The “standard model” of particle physics is a system that attempts to describe the forces, components, and reactions of the basic particles that make up matter. It not only deals with atoms and their components, but the pieces that compose some subatomic particles. This model does have some major gaps, including gravity, and some experimental contradictions. The standard model is still a very good method of understanding particle physics, and it continues to improve. The model predicts that there are certain elementary particles even smaller than protons and neutrons. As of the date of this writing, the only particle predicted by the model which has not been experimentally verified is the “Higgs boson,” jokingly referred to as the “God particle.” Results obtained by researchers in 2012 recorded observations consistent with the Higgs Boson. While subsequent results seem promising, analysis continues as physicists seek further confirmation of the elusive particle.
Each of the subatomic particles contributes to the forces that cause all matter interactions. One of the most important, but least understood, aspects of matter is mass. Science is not entirely sure why some particles seem mass-less, like photons, and others are “massive.” The standard model predicts that there is an elementary particle, the Higgs boson, which would produce the effect of mass. Confirmation of the Higgs boson would be a major milestone in our understanding of physics.

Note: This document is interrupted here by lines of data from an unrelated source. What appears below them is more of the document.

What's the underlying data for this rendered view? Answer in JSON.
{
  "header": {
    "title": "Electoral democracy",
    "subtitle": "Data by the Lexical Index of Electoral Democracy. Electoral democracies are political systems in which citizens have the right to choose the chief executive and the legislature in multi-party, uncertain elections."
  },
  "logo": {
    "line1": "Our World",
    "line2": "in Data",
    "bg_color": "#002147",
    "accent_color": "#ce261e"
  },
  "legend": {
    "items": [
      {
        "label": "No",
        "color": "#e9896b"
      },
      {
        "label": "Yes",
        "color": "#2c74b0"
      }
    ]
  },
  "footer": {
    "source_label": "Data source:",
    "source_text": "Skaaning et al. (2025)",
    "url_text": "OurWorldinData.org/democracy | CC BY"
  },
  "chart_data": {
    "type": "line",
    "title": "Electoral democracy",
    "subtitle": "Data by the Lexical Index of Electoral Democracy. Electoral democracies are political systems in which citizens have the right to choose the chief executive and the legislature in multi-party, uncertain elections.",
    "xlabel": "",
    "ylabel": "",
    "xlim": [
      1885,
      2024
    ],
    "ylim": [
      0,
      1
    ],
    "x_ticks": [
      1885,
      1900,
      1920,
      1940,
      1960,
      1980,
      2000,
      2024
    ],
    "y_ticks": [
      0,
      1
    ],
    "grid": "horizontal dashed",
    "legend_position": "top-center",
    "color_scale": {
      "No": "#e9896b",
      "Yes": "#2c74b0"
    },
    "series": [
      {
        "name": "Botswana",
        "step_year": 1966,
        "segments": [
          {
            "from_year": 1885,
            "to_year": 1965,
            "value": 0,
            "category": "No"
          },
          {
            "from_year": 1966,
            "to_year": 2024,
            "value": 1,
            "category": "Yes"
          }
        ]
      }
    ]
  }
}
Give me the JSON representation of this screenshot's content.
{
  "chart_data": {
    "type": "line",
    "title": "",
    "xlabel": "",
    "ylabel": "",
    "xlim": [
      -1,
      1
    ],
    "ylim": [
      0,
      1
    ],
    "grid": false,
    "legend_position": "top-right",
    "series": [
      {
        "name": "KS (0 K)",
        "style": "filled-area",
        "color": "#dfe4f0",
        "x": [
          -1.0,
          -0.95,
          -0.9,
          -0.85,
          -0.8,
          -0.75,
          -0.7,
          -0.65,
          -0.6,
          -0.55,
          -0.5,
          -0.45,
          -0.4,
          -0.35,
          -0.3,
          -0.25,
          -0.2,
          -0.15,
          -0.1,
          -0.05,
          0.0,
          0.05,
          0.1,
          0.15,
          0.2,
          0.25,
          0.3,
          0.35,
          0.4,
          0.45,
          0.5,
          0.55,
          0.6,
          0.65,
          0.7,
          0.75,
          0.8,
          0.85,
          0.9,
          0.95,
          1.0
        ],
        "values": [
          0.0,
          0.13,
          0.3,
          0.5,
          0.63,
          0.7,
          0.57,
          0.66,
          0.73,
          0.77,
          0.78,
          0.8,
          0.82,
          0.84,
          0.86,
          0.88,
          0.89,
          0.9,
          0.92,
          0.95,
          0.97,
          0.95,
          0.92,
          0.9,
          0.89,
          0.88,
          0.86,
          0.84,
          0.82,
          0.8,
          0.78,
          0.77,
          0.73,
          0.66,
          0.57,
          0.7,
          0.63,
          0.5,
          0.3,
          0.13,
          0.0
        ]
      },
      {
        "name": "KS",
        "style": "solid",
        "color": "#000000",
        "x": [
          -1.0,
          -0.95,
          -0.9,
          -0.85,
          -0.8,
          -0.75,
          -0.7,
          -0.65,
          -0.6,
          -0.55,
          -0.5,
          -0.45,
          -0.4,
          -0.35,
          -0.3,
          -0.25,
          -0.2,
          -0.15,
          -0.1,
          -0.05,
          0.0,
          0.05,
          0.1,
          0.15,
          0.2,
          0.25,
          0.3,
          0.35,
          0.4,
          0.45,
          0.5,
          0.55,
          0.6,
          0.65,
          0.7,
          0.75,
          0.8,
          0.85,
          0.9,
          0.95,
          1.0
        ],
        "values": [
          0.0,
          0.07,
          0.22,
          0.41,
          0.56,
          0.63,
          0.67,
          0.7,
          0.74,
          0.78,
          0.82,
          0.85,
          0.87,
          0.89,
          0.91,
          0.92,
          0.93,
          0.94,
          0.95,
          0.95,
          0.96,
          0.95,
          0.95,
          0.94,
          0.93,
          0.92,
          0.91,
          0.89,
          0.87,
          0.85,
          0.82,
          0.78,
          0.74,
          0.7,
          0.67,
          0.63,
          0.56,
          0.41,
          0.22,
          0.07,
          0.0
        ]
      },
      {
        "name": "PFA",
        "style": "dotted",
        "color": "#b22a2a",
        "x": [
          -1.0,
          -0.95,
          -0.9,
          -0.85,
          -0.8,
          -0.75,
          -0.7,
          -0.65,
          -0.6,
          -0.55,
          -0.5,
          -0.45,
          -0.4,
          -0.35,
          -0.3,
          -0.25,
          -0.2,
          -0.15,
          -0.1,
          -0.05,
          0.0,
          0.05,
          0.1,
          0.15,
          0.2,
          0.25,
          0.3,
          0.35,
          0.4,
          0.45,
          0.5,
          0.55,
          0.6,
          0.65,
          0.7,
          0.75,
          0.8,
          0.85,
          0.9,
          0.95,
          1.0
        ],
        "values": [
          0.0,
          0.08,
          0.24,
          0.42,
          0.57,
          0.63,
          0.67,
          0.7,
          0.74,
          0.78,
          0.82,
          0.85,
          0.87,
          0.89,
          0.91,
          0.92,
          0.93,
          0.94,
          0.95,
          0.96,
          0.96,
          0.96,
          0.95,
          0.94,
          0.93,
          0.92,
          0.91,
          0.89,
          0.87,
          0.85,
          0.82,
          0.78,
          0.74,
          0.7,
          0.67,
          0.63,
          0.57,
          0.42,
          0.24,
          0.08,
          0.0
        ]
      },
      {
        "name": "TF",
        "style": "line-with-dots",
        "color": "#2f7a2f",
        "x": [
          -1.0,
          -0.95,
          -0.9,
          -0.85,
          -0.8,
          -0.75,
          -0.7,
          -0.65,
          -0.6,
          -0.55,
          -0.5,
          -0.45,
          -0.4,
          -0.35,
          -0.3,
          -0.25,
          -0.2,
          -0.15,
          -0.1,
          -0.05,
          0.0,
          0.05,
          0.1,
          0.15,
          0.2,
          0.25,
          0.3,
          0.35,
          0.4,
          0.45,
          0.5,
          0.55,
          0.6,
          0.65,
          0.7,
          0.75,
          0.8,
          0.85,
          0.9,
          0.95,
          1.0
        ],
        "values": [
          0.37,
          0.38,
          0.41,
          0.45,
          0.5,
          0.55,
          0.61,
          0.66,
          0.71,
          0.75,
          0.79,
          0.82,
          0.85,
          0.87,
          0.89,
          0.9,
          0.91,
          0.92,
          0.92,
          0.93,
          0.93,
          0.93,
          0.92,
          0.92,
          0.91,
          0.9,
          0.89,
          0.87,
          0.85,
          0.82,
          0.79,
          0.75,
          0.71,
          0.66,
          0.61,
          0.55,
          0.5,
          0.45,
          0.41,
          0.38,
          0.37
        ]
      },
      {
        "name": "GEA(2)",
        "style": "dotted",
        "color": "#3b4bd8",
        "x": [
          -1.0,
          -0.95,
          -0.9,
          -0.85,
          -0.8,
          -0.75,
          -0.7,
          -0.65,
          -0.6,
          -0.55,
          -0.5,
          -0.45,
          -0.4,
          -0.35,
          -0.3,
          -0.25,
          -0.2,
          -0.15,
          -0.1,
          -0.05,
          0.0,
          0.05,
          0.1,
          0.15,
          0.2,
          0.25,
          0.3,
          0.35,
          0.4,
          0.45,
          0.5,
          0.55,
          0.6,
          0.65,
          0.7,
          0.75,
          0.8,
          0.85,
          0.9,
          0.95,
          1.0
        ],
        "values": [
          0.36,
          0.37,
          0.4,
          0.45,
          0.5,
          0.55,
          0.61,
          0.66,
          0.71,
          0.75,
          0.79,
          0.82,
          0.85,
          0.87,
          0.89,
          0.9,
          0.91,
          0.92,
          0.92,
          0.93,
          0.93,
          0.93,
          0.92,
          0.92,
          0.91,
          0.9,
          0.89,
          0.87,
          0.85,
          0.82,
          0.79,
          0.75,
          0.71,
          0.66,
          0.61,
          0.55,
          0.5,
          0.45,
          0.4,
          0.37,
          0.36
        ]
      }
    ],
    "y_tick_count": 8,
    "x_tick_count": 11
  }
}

The “God particle” nickname actually arose when the book The God Particle: If the Universe Is the Answer, What Is the Question? by Leon Lederman was published. Since then, it’s taken on a life of its own, in part because of the monumental questions about matter that the God particle might be able to answer. The man who first proposed the Higgs boson’s existence, Peter Higgs, isn’t all that amused by the nickname “God particle,” as he’s an avowed atheist. All the same, there isn’t really any religious intention behind the nickname.
Currently, efforts are under way to confirm the Higgs boson using results obtained in 2012 from the Large Hadron Collider, a particle accelerator in Switzerland, which should be able to confirm or refute the existence of the God particle. As with any scientific discovery, God’s amazing creation becomes more and more impressive as we learn more about it. Either result—that the Higgs boson exists, or does not exist—represents a step forward in human knowledge and another step forward in our appreciation of God’s awe-inspiring universe. Whether or not there is a “God particle,” we know this about Christ: “For by him all things were created: things in heaven and on earth, visible and invisible . . . all things were created by him and for him” (Colossians 1:16).